What is a Reverse Bevel? | Definition of a Reverse Bevel - Apex Granite Outlet

Reverse bevel is a type of edge profile used in kitchen cabinets and other woodwork. It is a variation of the standard beveled edge, which features an angled cut on the top and bottom edges of a piece of wood. In a reverse bevel, the angle is flipped, with the cut on the top edge sloping downward and the cut on the bottom edge sloping upward. This creates a distinctive, V-shaped groove along the edge of the cabinet or other woodwork. Reverse bevel edges can be used on both solid wood and composite materials like MDF and plywood.

Reverse bevel edges have several benefits in kitchen cabinets. First, they offer a unique and modern look that can set a kitchen apart from others with more traditional edge profiles. The V-shaped groove can add visual interest to the cabinet and create a shadow effect that highlights the wood grain or finish. Additionally, the angle of the edge can make it easier to open and close cabinets, as it provides a grip for fingers or hands. This can be particularly helpful for people with limited mobility or grip strength.
While reverse bevel edges can be visually appealing and functional, they may not be the best choice for every kitchen.

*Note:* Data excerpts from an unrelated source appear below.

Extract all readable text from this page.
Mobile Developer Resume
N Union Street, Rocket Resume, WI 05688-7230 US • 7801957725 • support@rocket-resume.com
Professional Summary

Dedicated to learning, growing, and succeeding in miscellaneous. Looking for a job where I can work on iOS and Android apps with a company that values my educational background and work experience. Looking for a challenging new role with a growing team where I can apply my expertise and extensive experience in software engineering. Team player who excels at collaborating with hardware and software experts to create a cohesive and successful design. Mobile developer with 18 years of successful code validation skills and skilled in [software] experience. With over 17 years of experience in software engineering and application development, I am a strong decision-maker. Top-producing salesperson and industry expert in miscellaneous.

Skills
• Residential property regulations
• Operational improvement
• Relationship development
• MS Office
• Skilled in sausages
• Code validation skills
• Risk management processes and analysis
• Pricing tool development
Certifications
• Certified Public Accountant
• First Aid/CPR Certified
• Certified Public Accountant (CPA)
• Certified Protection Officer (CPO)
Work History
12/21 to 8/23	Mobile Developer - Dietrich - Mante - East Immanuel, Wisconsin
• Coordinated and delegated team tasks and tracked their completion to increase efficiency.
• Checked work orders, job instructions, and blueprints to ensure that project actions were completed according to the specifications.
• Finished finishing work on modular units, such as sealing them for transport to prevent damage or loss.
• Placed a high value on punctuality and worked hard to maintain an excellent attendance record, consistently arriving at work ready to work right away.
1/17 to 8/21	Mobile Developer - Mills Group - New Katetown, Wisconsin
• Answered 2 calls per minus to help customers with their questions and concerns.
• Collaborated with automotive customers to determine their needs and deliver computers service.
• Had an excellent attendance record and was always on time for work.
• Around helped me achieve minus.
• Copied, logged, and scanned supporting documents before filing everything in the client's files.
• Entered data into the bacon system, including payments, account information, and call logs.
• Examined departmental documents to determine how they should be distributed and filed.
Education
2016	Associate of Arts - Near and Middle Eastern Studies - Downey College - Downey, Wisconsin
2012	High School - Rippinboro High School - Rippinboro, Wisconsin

Because the V-shaped groove is angled, it can collect dust and debris more easily than a flat edge. This means that reverse bevel edges may require more frequent cleaning than other edge profiles. Additionally, the sharp angles of the V-groove can be more prone to damage and chipping than a rounded or beveled edge. For this reason, reverse bevel edges may not be the best choice for high-traffic areas or households with young children or pets that may accidentally bump or scratch the cabinets.